Here are some of the girls' answers: they all said (except for one girl, who said she might be a doctor) that they want to be teachers when they finish school.  I am not sure if this is because of their lack of exposure to other sorts of jobs, or if their teachers coached them on questions we might ask and how to answer them, or if there is some other reason.  We also asked the girls if they could travel and go anywhere in the world they wanted, where would they go?  Most of the girls gave predictable answers of America or European countries, where they would find work, but one girl broke my heart, saying she just wants to visit Kedougou and Tamba because she has never even been that far away from home – and Tamba is only a 2 hour, $2 car ride away.  (Fonsa and I are now cooking up a plan to take her to Tamba this summer for a girls' leadership camp that another volunteer is organizing).  American parents will be jealous to know that most of the girls said one of their parents was their role model, but I was excited when one girl said her role model is a woman who used to be Minister for Families, because she fights for women's rights.

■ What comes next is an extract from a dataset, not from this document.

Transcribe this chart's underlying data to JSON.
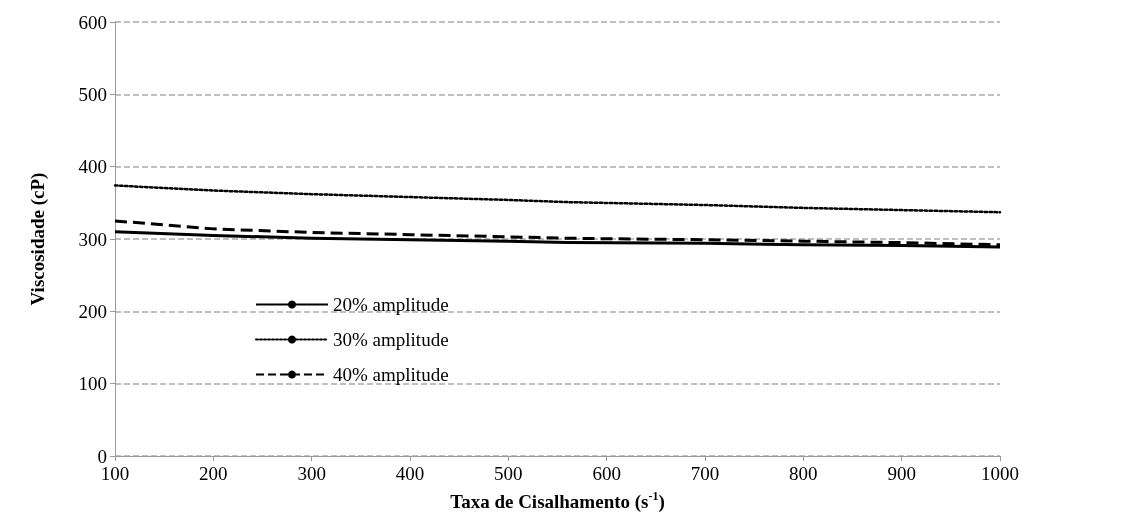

Overall, they were a great bunch of girls, and I wish we could do more to help them stay in school and not be forced into early marriages.

Baby weighing, Part 2

Written Thursday, 17 April 2008

Last week I did a second baby weighing, a month after the first one.  It went pretty well – we were able to get it all done in one day, instead of the two it took before, although this time fewer women brought their babies to be weighed.  The results were pretty good overall as well – most of the kids had gained ½ to 1 kilo from the month before, although there were a few who stayed the same or even lost weight, mainly because they'd been sick.  (Mangoes are in season now, abundant and free in the village – just pick one off a tree! – so it's easy for people to supplement their diets with them and get more vitamins than usual, but the kids will sometimes eat unripe ones, and then they get diarrhea).

My challenge now is to get more of the women to understand that it's the information they get from the baby weighing that is beneficial, rather than the act of weighing the babies itself – too many women seem to think that sticking the baby on the scale provides some benefit, like getting a vaccination, and they will leave before I can tell them how much the baby weights or where it lands on the growth charts.